MicroRNAs contribute to critical brain functions and participate in multiple neurological and psychiatric conditions. Exactly how specific microRNAs relate to these processes remains unclear, however, for several reasons. First, genetic knockouts of brain-specific microRNAs have been difficult to generate. Second, predicting microRNA targets remains extraordinarily challenging. Third, methods for measuring microRNA levels in individual cells and, more importantly, linking these levels to the regulation of particuar targets are lacking. The overall objective of this application is to determine how the CREB-regulated microRNA, miR-132, directs dendritic growth and plasticity.
Our specific aims are to: 1) Characterize the role of miR-132 in brain using a conditional knockout. We have already generated a mouse strain containing a floxed miR-132 allele and have shown, using a Cre-expressing retroviral vector, that newborn hippocampal neurons lacking miR-132 display a dramatic decrease in dendritic growth and branching. This was the first example of a neural-specific microRNA knockout, and we will use these mice to examine the role of miR-132 in adult neurogenesis, dendritic growth, and behaviors associated with activity-induced morphological changes, such as spatial learning and fear conditioning. 2) Determine whether heparin-binding (Hb)-EGF and the CDK inhibitor, p21, two miR-132 targets identified in Ago2-immunopurification assays, contribute to miR-132 effects on neuronal survival, morphology, and function. 3) Determine how changes in microRNA expression in individual neurons correlates with expression of specific microRNA targets. Assays of microRNA function typically average responses of large populations of cells. Using a new ratiometric microRNA sensor developed in our laboratory, we observed that individual neurons display large differences in the expression of miR-132. We will now ask whether these differences in miR-132 levels are associated with differences in target mRNA expression using, initially, cultured neurons and, subsequently, in vivo models.

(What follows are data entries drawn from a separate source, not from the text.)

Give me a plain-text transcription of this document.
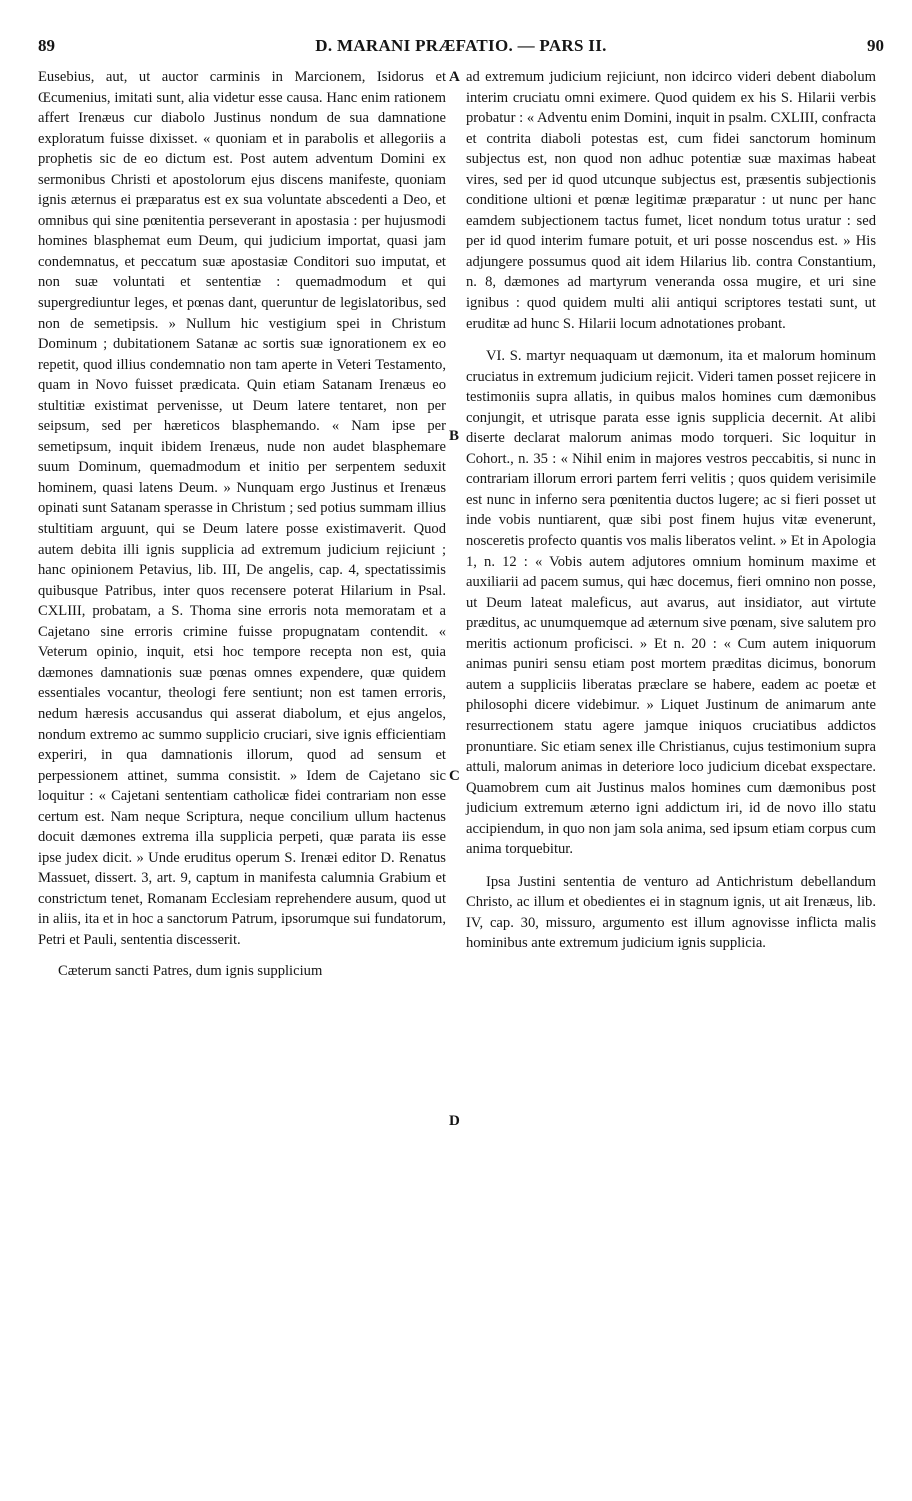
89	D. MARANI PRÆFATIO. — PARS II.	90

Eusebius, aut, ut auctor carminis in Marcionem, Isidorus et Œcumenius, imitati sunt, alia videtur esse causa. Hanc enim rationem affert Irenæus cur diabolo Justinus nondum de sua damnatione exploratum fuisse dixisset. « quoniam et in parabolis et allegoriis a prophetis sic de eo dictum est. Post autem adventum Domini ex sermonibus Christi et apostolorum ejus discens manifeste, quoniam ignis æternus ei præparatus est ex sua voluntate abscedenti a Deo, et omnibus qui sine pœnitentia perseverant in apostasia : per hujusmodi homines blasphemat eum Deum, qui judicium importat, quasi jam condemnatus, et peccatum suæ apostasiæ Conditori suo imputat, et non suæ voluntati et sententiæ : quemadmodum et qui supergrediuntur leges, et pœnas dant, queruntur de legislatoribus, sed non de semetipsis. » Nullum hic vestigium spei in Christum Dominum ; dubitationem Satanæ ac sortis suæ ignorationem ex eo repetit, quod illius condemnatio non tam aperte in Veteri Testamento, quam in Novo fuisset prædicata. Quin etiam Satanam Irenæus eo stultitiæ existimat pervenisse, ut Deum latere tentaret, non per seipsum, sed per hæreticos blasphemando. « Nam ipse per semetipsum, inquit ibidem Irenæus, nude non audet blasphemare suum Dominum, quemadmodum et initio per serpentem seduxit hominem, quasi latens Deum. » Nunquam ergo Justinus et Irenæus opinati sunt Satanam sperasse in Christum ; sed potius summam illius stultitiam arguunt, qui se Deum latere posse existimaverit. Quod autem debita illi ignis supplicia ad extremum judicium rejiciunt ; hanc opinionem Petavius, lib. III, De angelis, cap. 4, spectatissimis quibusque Patribus, inter quos recensere poterat Hilarium in Psal. CXLIII, probatam, a S. Thoma sine erroris nota memoratam et a Cajetano sine erroris crimine fuisse propugnatam contendit. « Veterum opinio, inquit, etsi hoc tempore recepta non est, quia dæmones damnationis suæ pœnas omnes expendere, quæ quidem essentiales vocantur, theologi fere sentiunt; non est tamen erroris, nedum hæresis accusandus qui asserat diabolum, et ejus angelos, nondum extremo ac summo supplicio cruciari, sive ignis efficientiam experiri, in qua damnationis illorum, quod ad sensum et perpessionem attinet, summa consistit. » Idem de Cajetano sic loquitur : « Cajetani sententiam catholicæ fidei contrariam non esse certum est. Nam neque Scriptura, neque concilium ullum hactenus docuit dæmones extrema illa supplicia perpeti, quæ parata iis esse ipse judex dicit. » Unde eruditus operum S. Irenæi editor D. Renatus Massuet, dissert. 3, art. 9, captum in manifesta calumnia Grabium et constrictum tenet, Romanam Ecclesiam reprehendere ausum, quod ut in aliis, ita et in hoc a sanctorum Patrum, ipsorumque sui fundatorum, Petri et Pauli, sententia discesserit.

Cæterum sancti Patres, dum ignis supplicium

A
B
C
D

ad extremum judicium rejiciunt, non idcirco videri debent diabolum interim cruciatu omni eximere. Quod quidem ex his S. Hilarii verbis probatur : « Adventu enim Domini, inquit in psalm. CXLIII, confracta et contrita diaboli potestas est, cum fidei sanctorum hominum subjectus est, non quod non adhuc potentiæ suæ maximas habeat vires, sed per id quod utcunque subjectus est, præsentis subjectionis conditione ultioni et pœnæ legitimæ præparatur : ut nunc per hanc eamdem subjectionem tactus fumet, licet nondum totus uratur : sed per id quod interim fumare potuit, et uri posse noscendus est. » His adjungere possumus quod ait idem Hilarius lib. contra Constantium, n. 8, dæmones ad martyrum veneranda ossa mugire, et uri sine ignibus : quod quidem multi alii antiqui scriptores testati sunt, ut eruditæ ad hunc S. Hilarii locum adnotationes probant.

VI. S. martyr nequaquam ut dæmonum, ita et malorum hominum cruciatus in extremum judicium rejicit. Videri tamen posset rejicere in testimoniis supra allatis, in quibus malos homines cum dæmonibus conjungit, et utrisque parata esse ignis supplicia decernit. At alibi diserte declarat malorum animas modo torqueri. Sic loquitur in Cohort., n. 35 : « Nihil enim in majores vestros peccabitis, si nunc in contrariam illorum errori partem ferri velitis ; quos quidem verisimile est nunc in inferno sera pœnitentia ductos lugere; ac si fieri posset ut inde vobis nuntiarent, quæ sibi post finem hujus vitæ evenerunt, nosceretis profecto quantis vos malis liberatos velint. » Et in Apologia 1, n. 12 : « Vobis autem adjutores omnium hominum maxime et auxiliarii ad pacem sumus, qui hæc docemus, fieri omnino non posse, ut Deum lateat maleficus, aut avarus, aut insidiator, aut virtute præditus, ac unumquemque ad æternum sive pœnam, sive salutem pro meritis actionum proficisci. » Et n. 20 : « Cum autem iniquorum animas puniri sensu etiam post mortem præditas dicimus, bonorum autem a suppliciis liberatas præclare se habere, eadem ac poetæ et philosophi dicere videbimur. » Liquet Justinum de animarum ante resurrectionem statu agere jamque iniquos cruciatibus addictos pronuntiare. Sic etiam senex ille Christianus, cujus testimonium supra attuli, malorum animas in deteriore loco judicium dicebat exspectare. Quamobrem cum ait Justinus malos homines cum dæmonibus post judicium extremum æterno igni addictum iri, id de novo illo statu accipiendum, in quo non jam sola anima, sed ipsum etiam corpus cum anima torquebitur.

Ipsa Justini sententia de venturo ad Antichristum debellandum Christo, ac illum et obedientes ei in stagnum ignis, ut ait Irenæus, lib. IV, cap. 30, missuro, argumento est illum agnovisse inflicta malis hominibus ante extremum judicium ignis supplicia.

MicroRNAs contribute to critical brain functions and participate in multiple neurological and psychiatric conditions, including Alzheimer's and Parkinson's diseases, schizophrenia, autism, and mental retardation. Exactly how specific microRNAs relate to these processes remains unclear, however. We propose a series of novel approaches to determine how a microRNA regulated by synaptic activity controls neuronal growth, function, and behavior by controlling the expression of specific growth and cell cycle regulators.